The COVID-19 pandemic disrupted a period of strong demand and rising rental rates across the Philippine office market. However, landlords received some much needed good news when Colliers recently predicted a turnaround for segment would likely happen this year as part of the country’s expected economic recovery.
“The office, residential, retail and industrial sectors will benefit from a macroeconomic rebound. Landlords should prepare to capture pent-up demand while tenants and investors should maximize opportunities as the market is on its way to recovery,” Joey Roi Bondoc, Colliers Associate Director and Head of Research, said.
Colliers recorded 302,600 square meters of office deals during the first nine months of last year. This was a two percent increase from the same period in 2020. According to the consultancy, more than half of these transactions involved non–business process outsourcing companies.
Bondoc reported that Shopee, Chinabank, Grab Philippines, Asian Carmakers, Nu Skin Philippines and several logistics firms were among those to take up space in 2021. That being said, office vacancies still remain above pre-pandemic levels.
“Some occupiers continue to vacate office space in Metro Manila, Colliers retains its vacancy forecast of 15.6 percent by the end of 2021. Improvement in business sentiment in the next 12 months complemented by greater vaccination rates will likely lead to potential rebound in office space absorption in 2022,” Bondoc stated.
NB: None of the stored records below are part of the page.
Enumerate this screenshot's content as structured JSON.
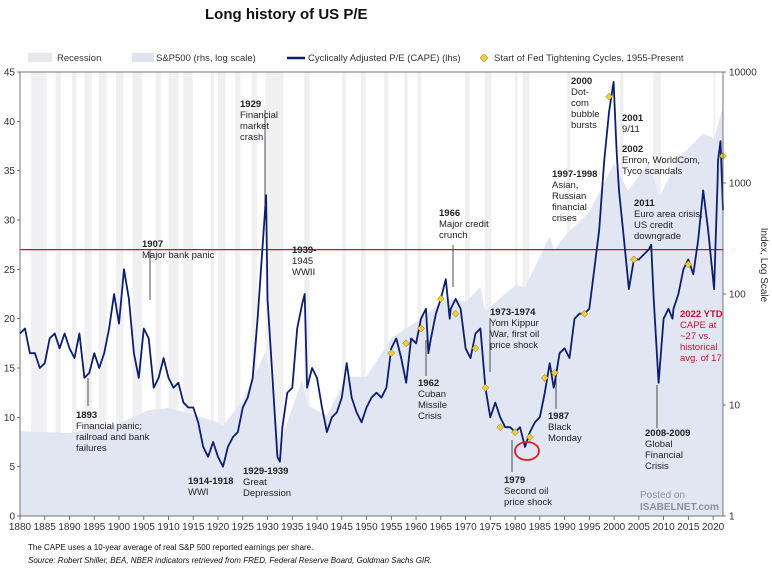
{
  "chart_data": {
    "type": "line",
    "title": "Long history of US P/E",
    "ylabel_right": "Index, Log Scale",
    "xlim": [
      1880,
      2022
    ],
    "ylim_left": [
      0,
      45
    ],
    "ylim_right": [
      1,
      10000
    ],
    "right_scale": "log",
    "x_ticks": [
      1880,
      1885,
      1890,
      1895,
      1900,
      1905,
      1910,
      1915,
      1920,
      1925,
      1930,
      1935,
      1940,
      1945,
      1950,
      1955,
      1960,
      1965,
      1970,
      1975,
      1980,
      1985,
      1990,
      1995,
      2000,
      2005,
      2010,
      2015,
      2020
    ],
    "y_ticks_left": [
      0,
      5,
      10,
      15,
      20,
      25,
      30,
      35,
      40,
      45
    ],
    "y_ticks_right": [
      1,
      10,
      100,
      1000,
      10000
    ],
    "legend": {
      "recession": "Recession",
      "sp500": "S&P500 (rhs, log scale)",
      "cape": "Cyclically Adjusted P/E (CAPE) (lhs)",
      "fed": "Start of Fed Tightening Cycles, 1955-Present"
    },
    "colors": {
      "cape": "#0c1f6e",
      "sp500_area": "#e2e6f2",
      "recession": "#f0f0f3",
      "fed_marker": "#f2cd3a",
      "reference_line": "#c8102e"
    },
    "reference_line_value": 27,
    "recessions": [
      [
        1882.2,
        1885.4
      ],
      [
        1887.2,
        1888.3
      ],
      [
        1890.5,
        1891.4
      ],
      [
        1893.0,
        1894.5
      ],
      [
        1895.9,
        1897.5
      ],
      [
        1899.4,
        1900.9
      ],
      [
        1902.7,
        1904.6
      ],
      [
        1907.4,
        1908.5
      ],
      [
        1910.0,
        1912.0
      ],
      [
        1913.0,
        1914.9
      ],
      [
        1918.6,
        1919.2
      ],
      [
        1920.0,
        1921.5
      ],
      [
        1923.4,
        1924.5
      ],
      [
        1926.8,
        1927.9
      ],
      [
        1929.6,
        1933.2
      ],
      [
        1937.4,
        1938.5
      ],
      [
        1945.1,
        1945.8
      ],
      [
        1948.9,
        1949.8
      ],
      [
        1953.5,
        1954.4
      ],
      [
        1957.6,
        1958.3
      ],
      [
        1960.3,
        1961.1
      ],
      [
        1969.9,
        1970.9
      ],
      [
        1973.9,
        1975.2
      ],
      [
        1980.0,
        1980.5
      ],
      [
        1981.5,
        1982.9
      ],
      [
        1990.5,
        1991.2
      ],
      [
        2001.2,
        2001.9
      ],
      [
        2007.9,
        2009.5
      ],
      [
        2020.1,
        2020.4
      ]
    ],
    "cape_series": [
      [
        1880,
        18.5
      ],
      [
        1881,
        19
      ],
      [
        1882,
        16.5
      ],
      [
        1883,
        16.5
      ],
      [
        1884,
        15
      ],
      [
        1885,
        15.5
      ],
      [
        1886,
        18
      ],
      [
        1887,
        18.5
      ],
      [
        1888,
        17
      ],
      [
        1889,
        18.5
      ],
      [
        1890,
        17
      ],
      [
        1891,
        16
      ],
      [
        1892,
        18.5
      ],
      [
        1893,
        14
      ],
      [
        1894,
        14.5
      ],
      [
        1895,
        16.5
      ],
      [
        1896,
        15
      ],
      [
        1897,
        16.5
      ],
      [
        1898,
        19
      ],
      [
        1899,
        22.5
      ],
      [
        1900,
        19.5
      ],
      [
        1901,
        25
      ],
      [
        1902,
        22
      ],
      [
        1903,
        16.5
      ],
      [
        1904,
        14
      ],
      [
        1905,
        19
      ],
      [
        1906,
        18
      ],
      [
        1907,
        13
      ],
      [
        1908,
        14
      ],
      [
        1909,
        16
      ],
      [
        1910,
        14
      ],
      [
        1911,
        13
      ],
      [
        1912,
        13.5
      ],
      [
        1913,
        11.5
      ],
      [
        1914,
        11
      ],
      [
        1915,
        11
      ],
      [
        1916,
        9.5
      ],
      [
        1917,
        7
      ],
      [
        1918,
        6
      ],
      [
        1919,
        7.5
      ],
      [
        1920,
        6
      ],
      [
        1921,
        5
      ],
      [
        1922,
        7
      ],
      [
        1923,
        8
      ],
      [
        1924,
        8.5
      ],
      [
        1925,
        11
      ],
      [
        1926,
        12
      ],
      [
        1927,
        14
      ],
      [
        1928,
        20
      ],
      [
        1929.7,
        32.5
      ],
      [
        1930,
        22
      ],
      [
        1931,
        14
      ],
      [
        1932,
        6
      ],
      [
        1932.5,
        5.5
      ],
      [
        1933,
        9
      ],
      [
        1934,
        12.5
      ],
      [
        1935,
        13
      ],
      [
        1936,
        19
      ],
      [
        1937,
        21.5
      ],
      [
        1937.5,
        22.5
      ],
      [
        1938,
        13
      ],
      [
        1939,
        15
      ],
      [
        1940,
        14
      ],
      [
        1941,
        11
      ],
      [
        1942,
        8.5
      ],
      [
        1943,
        10
      ],
      [
        1944,
        10.5
      ],
      [
        1945,
        12
      ],
      [
        1946,
        15.5
      ],
      [
        1947,
        12
      ],
      [
        1948,
        10.5
      ],
      [
        1949,
        9.5
      ],
      [
        1950,
        11
      ],
      [
        1951,
        12
      ],
      [
        1952,
        12.5
      ],
      [
        1953,
        12
      ],
      [
        1954,
        13
      ],
      [
        1955,
        17
      ],
      [
        1956,
        18
      ],
      [
        1957,
        16
      ],
      [
        1958,
        13.5
      ],
      [
        1959,
        18
      ],
      [
        1960,
        17.5
      ],
      [
        1961,
        20
      ],
      [
        1962,
        21
      ],
      [
        1962.5,
        16.5
      ],
      [
        1963,
        18
      ],
      [
        1964,
        20.5
      ],
      [
        1965,
        22
      ],
      [
        1966,
        24
      ],
      [
        1966.8,
        20
      ],
      [
        1967,
        21
      ],
      [
        1968,
        22
      ],
      [
        1969,
        21
      ],
      [
        1970,
        17
      ],
      [
        1971,
        16
      ],
      [
        1972,
        18.5
      ],
      [
        1973,
        19
      ],
      [
        1974,
        13
      ],
      [
        1975,
        10
      ],
      [
        1976,
        11.5
      ],
      [
        1977,
        10
      ],
      [
        1978,
        9
      ],
      [
        1979,
        9
      ],
      [
        1980,
        8.5
      ],
      [
        1981,
        9
      ],
      [
        1982,
        7
      ],
      [
        1983,
        8.5
      ],
      [
        1984,
        9.5
      ],
      [
        1985,
        10
      ],
      [
        1986,
        12.5
      ],
      [
        1987,
        15.5
      ],
      [
        1987.8,
        13
      ],
      [
        1988,
        13.5
      ],
      [
        1989,
        16.5
      ],
      [
        1990,
        17
      ],
      [
        1991,
        16
      ],
      [
        1992,
        20
      ],
      [
        1993,
        20.5
      ],
      [
        1994,
        20.5
      ],
      [
        1995,
        21
      ],
      [
        1996,
        25
      ],
      [
        1997,
        29
      ],
      [
        1998,
        36
      ],
      [
        1999,
        41
      ],
      [
        1999.9,
        44
      ],
      [
        2000.5,
        37
      ],
      [
        2001,
        33
      ],
      [
        2002,
        28
      ],
      [
        2003,
        23
      ],
      [
        2004,
        26
      ],
      [
        2005,
        26
      ],
      [
        2006,
        26.5
      ],
      [
        2007,
        27
      ],
      [
        2007.5,
        27.5
      ],
      [
        2008,
        22
      ],
      [
        2009,
        13.5
      ],
      [
        2010,
        20
      ],
      [
        2011,
        21
      ],
      [
        2011.8,
        20
      ],
      [
        2012,
        21
      ],
      [
        2013,
        22.5
      ],
      [
        2014,
        25
      ],
      [
        2015,
        26
      ],
      [
        2016,
        24.5
      ],
      [
        2017,
        28
      ],
      [
        2018,
        33
      ],
      [
        2019,
        29
      ],
      [
        2020.2,
        23
      ],
      [
        2020.9,
        34
      ],
      [
        2021,
        36
      ],
      [
        2021.5,
        38
      ],
      [
        2022,
        31
      ]
    ],
    "sp500_series": [
      [
        1880,
        5.8
      ],
      [
        1890,
        5.6
      ],
      [
        1900,
        6.8
      ],
      [
        1906,
        9
      ],
      [
        1910,
        9.4
      ],
      [
        1915,
        8.2
      ],
      [
        1920,
        7
      ],
      [
        1921,
        6.5
      ],
      [
        1925,
        11
      ],
      [
        1929.7,
        31
      ],
      [
        1932.5,
        4.5
      ],
      [
        1937,
        17
      ],
      [
        1938,
        10
      ],
      [
        1942,
        8
      ],
      [
        1946,
        18
      ],
      [
        1950,
        18
      ],
      [
        1955,
        40
      ],
      [
        1960,
        56
      ],
      [
        1966,
        90
      ],
      [
        1970,
        85
      ],
      [
        1973,
        115
      ],
      [
        1974,
        70
      ],
      [
        1980,
        120
      ],
      [
        1982,
        115
      ],
      [
        1987,
        330
      ],
      [
        1987.9,
        250
      ],
      [
        1990,
        330
      ],
      [
        1995,
        550
      ],
      [
        2000,
        1500
      ],
      [
        2002.8,
        850
      ],
      [
        2007,
        1520
      ],
      [
        2009.2,
        750
      ],
      [
        2013,
        1650
      ],
      [
        2015,
        2050
      ],
      [
        2018,
        2800
      ],
      [
        2020.2,
        2500
      ],
      [
        2021.9,
        4700
      ],
      [
        2022,
        4000
      ]
    ],
    "fed_markers": [
      [
        1955,
        16.5
      ],
      [
        1958,
        17.5
      ],
      [
        1961,
        19
      ],
      [
        1965,
        22
      ],
      [
        1968,
        20.5
      ],
      [
        1972,
        17
      ],
      [
        1974,
        13
      ],
      [
        1977,
        9
      ],
      [
        1980,
        8.5
      ],
      [
        1983,
        8
      ],
      [
        1986,
        14
      ],
      [
        1988,
        14.5
      ],
      [
        1994,
        20.5
      ],
      [
        1999,
        42.5
      ],
      [
        2004,
        26
      ],
      [
        2015,
        25.5
      ],
      [
        2022,
        36.5
      ]
    ],
    "annotations": [
      {
        "year": "1893",
        "lines": [
          "Financial panic;",
          "railroad and bank",
          "failures"
        ]
      },
      {
        "year": "1907",
        "lines": [
          "Major bank panic"
        ]
      },
      {
        "year": "1914-1918",
        "lines": [
          "WWI"
        ]
      },
      {
        "year": "1929",
        "lines": [
          "Financial",
          "market",
          "crash"
        ]
      },
      {
        "year": "1929-1939",
        "lines": [
          "Great",
          "Depression"
        ]
      },
      {
        "year": "1939-",
        "lines": [
          "1945",
          "WWII"
        ]
      },
      {
        "year": "1962",
        "lines": [
          "Cuban",
          "Missile",
          "Crisis"
        ]
      },
      {
        "year": "1966",
        "lines": [
          "Major credit",
          "crunch"
        ]
      },
      {
        "year": "1973-1974",
        "lines": [
          "Yom Kippur",
          "War, first oil",
          "price shock"
        ]
      },
      {
        "year": "1979",
        "lines": [
          "Second oil",
          "price shock"
        ]
      },
      {
        "year": "1987",
        "lines": [
          "Black",
          "Monday"
        ]
      },
      {
        "year": "1997-1998",
        "lines": [
          "Asian,",
          "Russian",
          "financial",
          "crises"
        ]
      },
      {
        "year": "2000",
        "lines": [
          "Dot-",
          "com",
          "bubble",
          "bursts"
        ]
      },
      {
        "year": "2001",
        "lines": [
          "9/11"
        ]
      },
      {
        "year": "2002",
        "lines": [
          "Enron, WorldCom,",
          "Tyco scandals"
        ]
      },
      {
        "year": "2011",
        "lines": [
          "Euro area crisis,",
          "US credit",
          "downgrade"
        ]
      },
      {
        "year": "2008-2009",
        "lines": [
          "Global",
          "Financial",
          "Crisis"
        ]
      },
      {
        "year": "2022 YTD",
        "lines": [
          "CAPE at",
          "~27 vs.",
          "historical",
          "avg. of 17"
        ]
      }
    ]
  },
  "watermark": {
    "line1": "Posted on",
    "line2": "ISABELNET.com"
  },
  "footnote": "The CAPE uses a 10-year average of real S&P 500 reported earnings per share.",
  "source": "Source: Robert Shiller, BEA, NBER indicators retrieved from FRED, Federal Reserve Board, Goldman Sachs GIR."
}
However, the Philippine office market must focus on creating sustainable spaces as this will help future proof commercial towers in 2022 and beyond.
“In our view, there will likely be a heightened preference for sustainable buildings that provide natural lighting and optimize air quality, among other features. Over the next 3 to 5 years, these features should result in utility and talent acquisition cost savings and contribute to healthier and more productive workforce,” Bondoc concluded.